Напряжение внехудожественного, жизненного противоречия в творчестве Чехова все более и более нарастало. Актер с большим трудом, ценой громадных душевных усилий пытался удерживать равновесие. Это было тем более невыносимо, ибо актеру психоаналитического метода «удерживать» приходилось в себе. В чеховском Фрэзере трагизм и красота бытия сквозили в «маленькой, гаденькой душонке, алчном трусе, жалком неудачнике, делающемся вызывающе-наглым при первом же проблеске удачи»[743]. Актер разрешал оправдание героя лишь на пороге смерти, в страдании и страданием же. Однако вновь гуманистический пафос чеховского искусства своим необходимым основанием требовал крайнего ниспровержения героя. Двуединого звучания роли Чехов достигал вне эффектных внешних контрастов, украшений и сентиментальности. «Излучение красоты» в чеховском Фрэзере начиналось неожиданно. Средства внутренней психологической выразительности, которыми добивался Чехов просветления своего героя, представлялись необъяснимыми. «Вдруг появились у Фрэзера какие-то новые, раньше не бывшие, жесты, новые, раньше не слышные, интонации»[744]. Почти не меняя своей художнической палитры, Чехов в роли Фрэзера балансировал на грани мерзости и красоты, подлости и благородства.

Обострение противоречивости в жизни и творчестве М. Чехова было связано со страстным стремлением изжить ее, освободиться от разрывавшего душу крайнего напряжения. {275} Острота, однако, ни в коей мере не способствовала освобождению от вызывавшей ее причины. Усугубление психо-этической противоречивости в рамках психоаналитического исполнительского метода вело в тупик неизбежного и глубокого душевного кризиса, разразившегося в 1917 году.
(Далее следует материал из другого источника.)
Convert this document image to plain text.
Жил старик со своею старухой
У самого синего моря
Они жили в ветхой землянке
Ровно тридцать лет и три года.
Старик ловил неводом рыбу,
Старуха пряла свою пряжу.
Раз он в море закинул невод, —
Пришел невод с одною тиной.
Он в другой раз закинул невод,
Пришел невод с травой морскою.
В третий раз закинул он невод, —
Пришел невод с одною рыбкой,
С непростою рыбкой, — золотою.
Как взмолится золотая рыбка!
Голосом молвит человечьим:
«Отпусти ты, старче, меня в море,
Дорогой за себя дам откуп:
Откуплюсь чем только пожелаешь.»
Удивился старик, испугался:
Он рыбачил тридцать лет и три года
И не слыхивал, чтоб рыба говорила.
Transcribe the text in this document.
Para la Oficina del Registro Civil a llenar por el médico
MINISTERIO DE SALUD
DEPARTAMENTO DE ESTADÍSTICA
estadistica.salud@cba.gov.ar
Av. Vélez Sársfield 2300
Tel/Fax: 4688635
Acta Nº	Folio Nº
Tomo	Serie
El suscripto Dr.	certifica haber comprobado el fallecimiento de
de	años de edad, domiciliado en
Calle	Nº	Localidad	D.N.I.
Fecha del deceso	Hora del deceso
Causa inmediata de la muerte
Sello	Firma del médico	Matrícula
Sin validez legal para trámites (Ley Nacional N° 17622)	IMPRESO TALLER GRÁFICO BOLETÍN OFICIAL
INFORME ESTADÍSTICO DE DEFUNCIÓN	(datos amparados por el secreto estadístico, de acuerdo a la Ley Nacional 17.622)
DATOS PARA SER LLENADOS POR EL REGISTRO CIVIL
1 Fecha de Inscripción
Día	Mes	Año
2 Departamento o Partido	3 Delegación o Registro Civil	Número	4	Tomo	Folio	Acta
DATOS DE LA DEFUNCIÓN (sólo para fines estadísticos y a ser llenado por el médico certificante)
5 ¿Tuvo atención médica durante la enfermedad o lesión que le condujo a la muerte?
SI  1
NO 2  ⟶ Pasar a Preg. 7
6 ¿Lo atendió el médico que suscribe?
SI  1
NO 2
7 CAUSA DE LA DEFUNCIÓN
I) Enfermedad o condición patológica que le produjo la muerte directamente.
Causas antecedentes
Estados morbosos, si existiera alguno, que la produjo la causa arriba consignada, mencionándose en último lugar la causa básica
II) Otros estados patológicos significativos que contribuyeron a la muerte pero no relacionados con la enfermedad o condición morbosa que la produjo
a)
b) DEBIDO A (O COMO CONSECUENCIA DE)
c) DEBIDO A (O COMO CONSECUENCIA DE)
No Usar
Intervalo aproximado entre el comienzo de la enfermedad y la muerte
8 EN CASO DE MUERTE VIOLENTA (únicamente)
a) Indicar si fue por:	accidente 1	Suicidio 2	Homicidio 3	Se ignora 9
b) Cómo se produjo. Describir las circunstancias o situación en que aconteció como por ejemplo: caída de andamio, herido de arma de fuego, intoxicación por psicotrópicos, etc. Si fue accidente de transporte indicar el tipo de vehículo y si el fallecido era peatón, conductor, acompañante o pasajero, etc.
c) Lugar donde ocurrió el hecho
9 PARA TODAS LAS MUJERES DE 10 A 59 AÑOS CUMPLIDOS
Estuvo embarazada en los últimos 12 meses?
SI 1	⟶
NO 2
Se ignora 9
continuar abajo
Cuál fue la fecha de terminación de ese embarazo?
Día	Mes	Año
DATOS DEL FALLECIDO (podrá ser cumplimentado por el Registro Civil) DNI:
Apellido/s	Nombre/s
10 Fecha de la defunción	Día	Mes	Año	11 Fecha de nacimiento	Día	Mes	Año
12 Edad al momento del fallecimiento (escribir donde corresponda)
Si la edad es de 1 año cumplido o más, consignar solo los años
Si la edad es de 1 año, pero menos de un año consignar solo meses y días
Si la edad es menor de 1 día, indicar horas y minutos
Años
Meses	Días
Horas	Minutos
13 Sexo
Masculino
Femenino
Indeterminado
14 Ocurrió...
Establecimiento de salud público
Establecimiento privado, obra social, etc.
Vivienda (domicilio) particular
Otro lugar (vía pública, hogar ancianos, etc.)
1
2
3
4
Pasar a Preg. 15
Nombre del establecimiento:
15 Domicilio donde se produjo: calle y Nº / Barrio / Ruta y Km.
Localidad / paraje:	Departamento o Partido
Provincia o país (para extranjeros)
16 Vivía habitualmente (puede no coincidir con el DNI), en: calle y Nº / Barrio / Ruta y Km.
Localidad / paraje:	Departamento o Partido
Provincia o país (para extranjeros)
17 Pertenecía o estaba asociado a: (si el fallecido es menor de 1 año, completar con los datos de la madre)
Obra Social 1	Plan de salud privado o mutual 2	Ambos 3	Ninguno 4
Осознание опасности пришло позднее, после ее преодоления: «… Я стремительно несся к душевному кризису, даже к нервной болезни, но теперь, миновав остроту опасного момента, я чувствую благодарность к судьбе за скорое, хотя и мучительное решение вопроса моей жизни»[745]. Решение это с неизбежностью коснулось и глубоких перемен в творчестве актера. М. Чехов вырвался из замкнутого круга психоаналитической системы. Последней его предкризисной ролью стал Фрэзер, несомненно ускоривший чеховский «исход».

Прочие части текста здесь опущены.